В словах Ефройкина отражается неразрешимый парадокс, заложенный в политических требованиях еврейской интеллигенции последних десятилетий Российской империи. Еврейские интеллигенты, как это вообще было присуще российской интеллигенции, спорили между собой о том, кто наилучшим образом понимает нужды и чаяния своего народа. Разумеется, в ту пору в Российской империи не существовало единого типа «еврейского интеллигента»: евреи присоединялись к самым разным политическим течениям, а чаще и вовсе не следовали никакой идеологии. Тем не менее можно вычленить ряд проблем и задач, которые занимали политически активную часть еврейских интеллигентов на закате империи, и первой среди этих задач окажется реформа и восстановление общинной автономии. Ефройкин понимал, сколь сильно искушение отвернуться от традиции, и утверждал: поскольку противостоять этому стремлению невозможно, его следует направить на преобразование общины.
Реформирование Российской империи все еще оставалось открытым вопросом (должно ли оно произойти и если да, то когда и в каком направлении), и еврейские интеллигенты обсуждали, как евреи могут повлиять на этот процесс и как он повлияет на них. Те, кто искал «национальную идею», сами уже принадлежали современному миру и, естественно, полагали, что эмансипация позволит войти в этот мир и основной части российского еврейства. Нравилось им это или нет, российским евреям все равно предстояло войти в современную эпоху, так что интеллигенция напряженно размышляла о том, каких решений это потребует. Наиболее радикальные социалисты предпочли бы вовсе порвать с религиозной традицией; ортодоксально религиозное (возникшее позднее радикальных групп) движение Агудат Исраэль (Союз Израиля, др. — евр.), напротив, пыталось защитить традицию. Но для многих евреев национализм стал мостом между миром традиции и современностью. Автономизм (в разных его версиях) как движение возникает, таким образом, из адаптации традиционных концепций еврейской общины и еврейского народа к требованиям модернизации. На практическом уровне автономизм пытался преобразовать традиционную корпоративную и сословную систему в светские институты национального самоуправления, которые послужили бы основой еврейской автономии в современном государстве.
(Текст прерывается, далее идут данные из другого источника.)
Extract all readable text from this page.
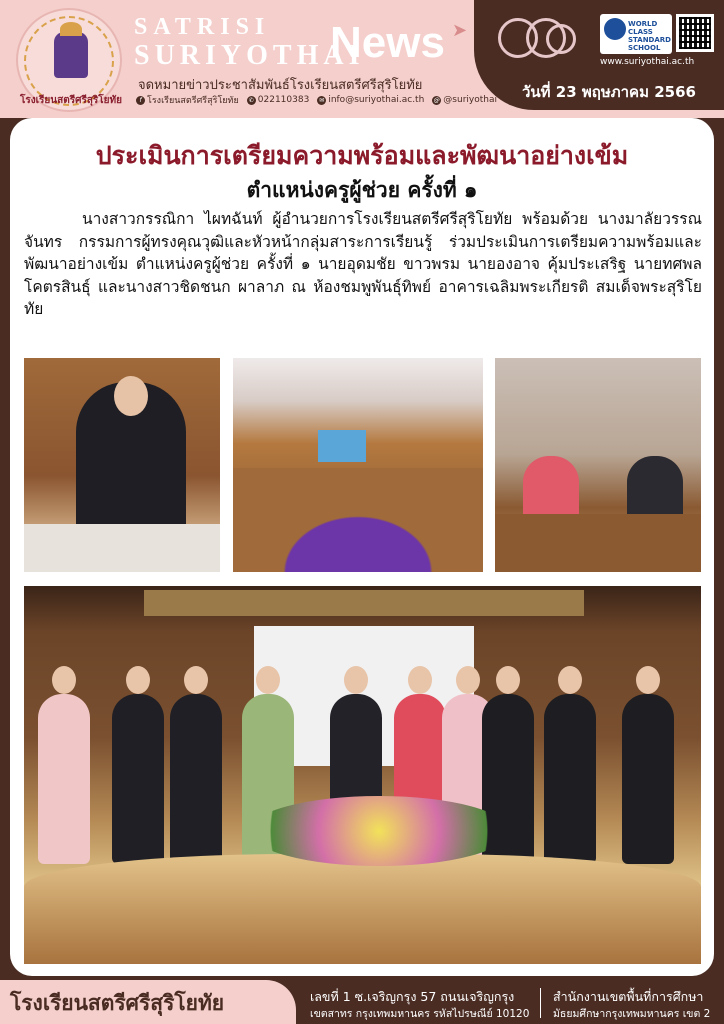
โรงเรียนสตรีศรีสุริโยทัย
SATRISI
SURIYOTHAI
News ➤
จดหมายข่าวประชาสัมพันธ์โรงเรียนสตรีศรีสุริโยทัย
f โรงเรียนสตรีศรีสุริโยทัย	✆ 022110383	✉ info@suriyothai.ac.th @ @suriyothai
WORLD CLASS STANDARD SCHOOL
www.suriyothai.ac.th
วันที่ 23 พฤษภาคม 2566
ประเมินการเตรียมความพร้อมและพัฒนาอย่างเข้ม
ตำแหน่งครูผู้ช่วย ครั้งที่ ๑
นางสาวกรรณิกา ไผทฉันท์ ผู้อำนวยการโรงเรียนสตรีศรีสุริโยทัย พร้อมด้วย นางมาลัยวรรณ จันทร กรรมการผู้ทรงคุณวุฒิและหัวหน้ากลุ่มสาระการเรียนรู้ ร่วมประเมินการเตรียมความพร้อมและพัฒนาอย่างเข้ม ตำแหน่งครูผู้ช่วย ครั้งที่ ๑ นายอุดมชัย ขาวพรม นายองอาจ คุ้มประเสริฐ นายทศพล โคตรสินธุ์ และนางสาวชิดชนก ผาลาภ ณ ห้องชมพูพันธุ์ทิพย์ อาคารเฉลิมพระเกียรติ สมเด็จพระสุริโยทัย
โรงเรียนสตรีศรีสุริโยทัย	เลขที่ 1 ซ.เจริญกรุง 57 ถนนเจริญกรุง
เขตสาทร กรุงเทพมหานคร รหัสไปรษณีย์ 10120
สำนักงานเขตพื้นที่การศึกษา
มัธยมศึกษากรุงเทพมหานคร เขต 2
Наконец, автономия стала восприниматься как наилучшая защита от реальной или воображаемой угрозы ассимиляции, то есть от того последствия модернизации, которое в наибольшей степени беспокоило еврейскую интеллигенцию в России.
Определение национализма в позднеимперской и послереволюционной России
Исторические объяснения национализма в первую очередь зависят от определения самого термина. Следует ли понимать национализм как коллективное стремление к суверенитету? Представляет ли он собой попытку различных групп добиться совпадения государственных границ с этническими? Или же это просто чувство принадлежности к некой общности? Каждый вопрос предполагает собственную версию происхождения национализма и его связи с модернизацией, и для меня именно в этом заключается фундаментальная проблема всех широко цитируемых теоретиков национализма[11]. Отметим, что один из главных теоретиков Бунда Владимир Медем пришел к сходному выводу в ходе дебатов начала ХХ века о том, как следует определять национализм и еврейскую нацию: «Очевидно, что спор бесплоден, ибо каждый исходит из того, что надо доказать. Строит свое определение нации на основе признаков, а сумму признаков выводит из определения нации…»[12]
11
В особенности Бенедикта Андерсона, Роджерса Брубейкера, Эрнеста Геллнера, Лии Гринфельд, Эрика Хобсбаума, Мирослава Хроха и Энтони Смита.